Sixième album studio pour le Danois Trentemøller, reconnu d’une part pour ses mélodies et vignettes sonores et d’autre part, pour ses talents de producteur. Qui, sur ce Memoria d’une dream-pop à la rêverie qui n’oublie pas de s’animer, chantée par Lisbet Fritze, s’illustre continuellement. Il y façonne quatorze efforts -l’opus est de plus généreux- qui dans leurs contraires -chaud et froid, lumière et obscurité, secousses et feutrine- éveillent l’attention au point de la maintenir sans discontinuer ou presque. C’est avec Veil Of White, première songerie enveloppante, que le voyage prend et lentement, dans un crachin qui doit au shoegaze, le titre prend de l’ampleur, accentue son penchant noisy. On est bien parti, No More Kissing In The Rain instaurant cette même rêverie saccadée, sucrée-salée, dont les synthés et guitares dérapent en restant de choix. Alors que Darklands, spatial mais vivant, engendre un climat de teneur comparable. Sans le chant cette fois, mais avec autant de portée. Lui aussi, en sa fin, durcit le ton. Glow, dans ses pas, se faisant plus ouvertement céleste. Avec, comme de coutume, ce sens de l’accroche, de l’opposé, qui fait pencher la balance du bon côté. Il se fait un brin exotique, soudain des guitares noise le zèbrent dans une étoffe d’entre les nuages. Trentemøller emplie les réussites, In The Gloaming souffle une électro-pop à la cadence marquée sur vocaux éthérés. Il accélère, se fait plus bruitiste, avec bonheur.
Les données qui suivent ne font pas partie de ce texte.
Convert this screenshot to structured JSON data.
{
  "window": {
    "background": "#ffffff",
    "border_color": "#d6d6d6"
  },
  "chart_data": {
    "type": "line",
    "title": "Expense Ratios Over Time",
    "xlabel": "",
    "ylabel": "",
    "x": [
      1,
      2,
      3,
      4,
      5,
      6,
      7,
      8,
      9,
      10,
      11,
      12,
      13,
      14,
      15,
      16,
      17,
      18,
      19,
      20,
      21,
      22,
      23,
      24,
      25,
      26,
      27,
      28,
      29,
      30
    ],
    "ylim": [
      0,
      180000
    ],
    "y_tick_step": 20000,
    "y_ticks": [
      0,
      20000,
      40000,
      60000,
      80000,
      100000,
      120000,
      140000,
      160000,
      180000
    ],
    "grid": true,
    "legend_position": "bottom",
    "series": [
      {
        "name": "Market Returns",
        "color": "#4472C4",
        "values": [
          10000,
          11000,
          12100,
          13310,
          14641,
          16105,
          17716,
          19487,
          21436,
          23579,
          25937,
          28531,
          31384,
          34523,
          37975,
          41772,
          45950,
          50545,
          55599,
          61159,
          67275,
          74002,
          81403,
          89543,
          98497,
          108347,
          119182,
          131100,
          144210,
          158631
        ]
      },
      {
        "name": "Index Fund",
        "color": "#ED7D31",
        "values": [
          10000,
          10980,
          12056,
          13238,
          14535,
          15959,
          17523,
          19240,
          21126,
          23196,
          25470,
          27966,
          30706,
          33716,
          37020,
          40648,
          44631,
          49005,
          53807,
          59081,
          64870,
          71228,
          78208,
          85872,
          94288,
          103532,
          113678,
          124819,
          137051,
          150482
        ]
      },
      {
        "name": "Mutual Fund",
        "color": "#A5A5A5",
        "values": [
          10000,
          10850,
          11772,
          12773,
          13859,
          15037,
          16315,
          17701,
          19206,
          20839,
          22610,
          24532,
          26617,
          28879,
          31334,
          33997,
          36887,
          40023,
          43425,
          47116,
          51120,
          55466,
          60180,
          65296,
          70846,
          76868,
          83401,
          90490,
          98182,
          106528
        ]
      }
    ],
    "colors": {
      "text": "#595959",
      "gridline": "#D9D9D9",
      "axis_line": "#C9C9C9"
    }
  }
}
Plus loin The Rise, d’abord brumeux, vire kraut-psyché sur des tons plus écorchés. Une éclaircie arrive, on reste là dans des antagonismes que le Scandinave maîtrise à la perfection. Avec When The Sun Explodes, alerte, on file en dream-pop de première main qu’une fois de plus, des encarts rudoyants fissurent. Shoegaze, kraut, électro, scories psyché, on ne sait plus bien où on en est mais le mélange prend pleinement. Dead or alive, de ses basses à la The Cure, castagne par ruades et sert une voix masculine au refrain qu’on retient. Guitares guerrières, cadences tout en remous en font la sève. A sa suite All too soon calme le jeu, mais brièvement car à nouveau, le rythme est vivace. Lisbet s’illustre vocalement, ici comme ailleurs. Dream-pop encore, à la fois nuageuse et très physique, doucereuse et bouillonnante. Orageuse aussi, quand les guitares détonnent. A Summer’s Empty Room fait tomber la pression, il s’essaye à un trip cold dans les cieux et m’évoque les ambiances du Disintegration de The Cure, déjà cité plus haut. Swaying Pine Trees lui emboite le pas, basé sur des boucles et motifs brumeux qui ondulent et virevoltent et, sur leurs derniers instants, percutent délibérément. Drifting star arrive alors, entre rythme saccadé et vagues d’écume shoegaze. Il breake et comme bon nombre d’autres réalisations, pousse ses bruits jusqu’à l’excès, profitable à ce Memoria abouti.
Memoria est un excellent disque, mis en valeur par chacun de ses titres. Trentemøller en ressort non pas confirmé, c’est chose faite déjà, mais y franchit un palier supplémentaire. Like a daydream, charmeur, valide le constat. Il me fait penser à Cocteau Twins, son auteur y use derechef du chant de sa collègue pour entériner sa valeur. Au sein d’un canevas dream-pop dominant, l’album navigue sans jamais prendre l’eau en termes de qualité, mais aime à laisser poindre les flux et reflux, fréquents et décisifs. Linger, lente lame de fond shoegaze tout en montées/descentes, beau et hérissé, termine le boulot au même niveau élevé que le reste d’une rondelle qu’aucune faute de goût n’entache, à la hauteur des dispositions reconnues de son géniteur.